Anders als in den touristisch glattgeschliffenen Orten Ahrenshoop und Zingst sehe ich hier im slawisch geprägten Ostseebad Prerow mit dem Nationalpark Vorpommersche Boddenlandschaft drum rum noch viel Ursprüngliches, Unfertiges, Werdendes. Und die Leute sind sehr warmherzig, vor allen Dingen Angela und Ralf, unsere Vermieter. Wir wohnen im gemütlichen Apartment VII im Erdgeschoss. Es verfügt über 66 qm und besteht aus zwei Schlafzimmern und einem Wohnzimmer, in dem ein schöner alter Schreibtisch steht, an den ich mich am liebsten gleich setzen würde, um ein Buch zu lesen.
Angela bereitet täglich für uns ein auch für Veganer verträgliches, sehr leckeres Frühstück zu und ist wie die Mutter der Kompanie in allen Dingen auskunftsfähig. Das gilt auch für Rolf, ihren Ehemann, der sich beim Frühstück artig vorstellt und uns fragt, ob etwas fehle.

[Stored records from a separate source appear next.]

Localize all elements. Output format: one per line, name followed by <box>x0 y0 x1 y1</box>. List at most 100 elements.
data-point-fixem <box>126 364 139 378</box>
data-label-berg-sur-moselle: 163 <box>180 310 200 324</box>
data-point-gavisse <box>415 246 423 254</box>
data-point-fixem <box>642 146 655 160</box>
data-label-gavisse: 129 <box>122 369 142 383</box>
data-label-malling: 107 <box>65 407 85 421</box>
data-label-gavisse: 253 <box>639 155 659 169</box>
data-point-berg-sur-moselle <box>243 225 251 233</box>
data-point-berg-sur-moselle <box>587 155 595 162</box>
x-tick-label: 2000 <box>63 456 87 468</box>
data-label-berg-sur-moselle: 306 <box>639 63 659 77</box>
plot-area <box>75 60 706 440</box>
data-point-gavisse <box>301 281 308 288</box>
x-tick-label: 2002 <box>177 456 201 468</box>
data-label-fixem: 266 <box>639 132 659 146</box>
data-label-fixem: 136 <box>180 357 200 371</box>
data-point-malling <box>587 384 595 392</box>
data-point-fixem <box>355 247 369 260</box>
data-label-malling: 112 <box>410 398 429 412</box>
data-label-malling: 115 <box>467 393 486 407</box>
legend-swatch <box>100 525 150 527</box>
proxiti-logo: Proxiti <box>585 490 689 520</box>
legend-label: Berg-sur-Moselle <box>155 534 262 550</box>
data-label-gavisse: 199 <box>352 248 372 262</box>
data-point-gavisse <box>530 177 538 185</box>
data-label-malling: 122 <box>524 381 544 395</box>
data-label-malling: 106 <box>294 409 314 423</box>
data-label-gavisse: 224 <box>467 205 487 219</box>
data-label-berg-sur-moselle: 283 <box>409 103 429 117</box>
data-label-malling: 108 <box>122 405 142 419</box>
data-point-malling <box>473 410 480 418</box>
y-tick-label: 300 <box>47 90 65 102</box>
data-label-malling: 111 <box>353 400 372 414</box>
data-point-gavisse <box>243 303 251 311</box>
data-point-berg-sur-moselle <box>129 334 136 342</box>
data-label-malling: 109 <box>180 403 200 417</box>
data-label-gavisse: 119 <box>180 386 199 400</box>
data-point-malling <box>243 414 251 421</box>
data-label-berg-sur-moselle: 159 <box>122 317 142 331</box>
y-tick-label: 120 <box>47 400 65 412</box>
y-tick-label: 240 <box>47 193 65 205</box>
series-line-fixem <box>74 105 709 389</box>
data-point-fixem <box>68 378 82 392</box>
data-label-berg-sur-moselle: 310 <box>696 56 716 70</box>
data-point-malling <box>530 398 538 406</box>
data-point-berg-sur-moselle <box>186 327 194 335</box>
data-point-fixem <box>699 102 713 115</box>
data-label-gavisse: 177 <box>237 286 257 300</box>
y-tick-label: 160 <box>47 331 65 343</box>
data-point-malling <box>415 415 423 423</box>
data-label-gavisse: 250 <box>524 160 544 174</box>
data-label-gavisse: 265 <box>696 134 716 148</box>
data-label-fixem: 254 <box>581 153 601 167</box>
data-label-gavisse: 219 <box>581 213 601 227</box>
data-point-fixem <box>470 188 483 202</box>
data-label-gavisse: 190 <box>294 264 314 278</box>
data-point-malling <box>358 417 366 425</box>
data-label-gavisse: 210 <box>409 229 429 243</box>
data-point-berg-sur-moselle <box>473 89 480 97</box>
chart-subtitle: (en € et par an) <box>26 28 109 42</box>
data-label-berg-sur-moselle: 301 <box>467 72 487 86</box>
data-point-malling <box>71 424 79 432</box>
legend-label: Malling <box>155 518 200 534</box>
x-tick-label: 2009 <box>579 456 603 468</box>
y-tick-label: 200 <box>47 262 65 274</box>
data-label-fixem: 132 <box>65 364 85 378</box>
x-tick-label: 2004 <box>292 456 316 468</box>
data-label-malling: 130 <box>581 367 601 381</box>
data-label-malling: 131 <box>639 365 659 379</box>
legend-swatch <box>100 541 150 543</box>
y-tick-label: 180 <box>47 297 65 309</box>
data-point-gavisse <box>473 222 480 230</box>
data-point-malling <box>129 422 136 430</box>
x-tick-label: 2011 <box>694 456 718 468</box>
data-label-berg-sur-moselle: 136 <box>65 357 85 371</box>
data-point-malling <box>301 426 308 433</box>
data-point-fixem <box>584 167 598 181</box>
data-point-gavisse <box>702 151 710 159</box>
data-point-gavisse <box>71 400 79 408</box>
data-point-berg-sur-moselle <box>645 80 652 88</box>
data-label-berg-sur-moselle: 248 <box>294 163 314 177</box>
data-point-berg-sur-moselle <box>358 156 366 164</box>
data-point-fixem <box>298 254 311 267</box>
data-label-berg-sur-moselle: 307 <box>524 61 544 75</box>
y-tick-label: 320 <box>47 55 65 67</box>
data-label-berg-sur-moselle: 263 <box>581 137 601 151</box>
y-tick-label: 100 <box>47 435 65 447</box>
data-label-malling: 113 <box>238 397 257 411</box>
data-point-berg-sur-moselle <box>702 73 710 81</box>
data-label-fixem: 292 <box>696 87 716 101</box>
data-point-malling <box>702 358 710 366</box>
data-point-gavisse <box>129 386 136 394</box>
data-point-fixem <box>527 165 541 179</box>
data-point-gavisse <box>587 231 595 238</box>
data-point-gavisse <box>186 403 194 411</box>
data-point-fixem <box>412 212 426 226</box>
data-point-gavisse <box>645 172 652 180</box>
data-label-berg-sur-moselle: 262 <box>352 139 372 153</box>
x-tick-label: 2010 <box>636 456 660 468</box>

Nach dem ersten Strandausflug kurz nach der Ankunft marschieren wir am nächsten Tag durch den Wald und an den Ufern der Flachwasserzone entlang. Ich habe nachgelesen, dass der Brackwasserlebensraum dieses Nationalparks der größte der Welt ist. Wir sind beindruckt. Am Rand des Waldes geht die Landschaft in eine Art Heide über. Die Sonne kommt raus und lockt so wie uns manch wildes Tier an die frische Luft. Auf dem Weg liegt eine kleine, ganz schwarze Variante einer Kreuzotter; mit dieser Farbe erwärmt es sich in der Sonne am besten. Sie lässt sich nicht stören, warum auch, recht hat sie.
Abends bewundern wir die reflektierten Sonnenstrahlen in den Ausgleichsbecken der Deichanlage und gehen ins Haus Linden, um uns dort mit einem veganen Abendmenü verwöhnen zu lassen: Brokkoli-Spinat-Küchlein an frischem Salat, gefolgt von Rote-Beete-Knollen gefüllt mit Süßkartoffeln auf Fenchelgemüse und gedämpften Belugalinsen, abgeschlossen mit einem Schoko-Grießflammerie.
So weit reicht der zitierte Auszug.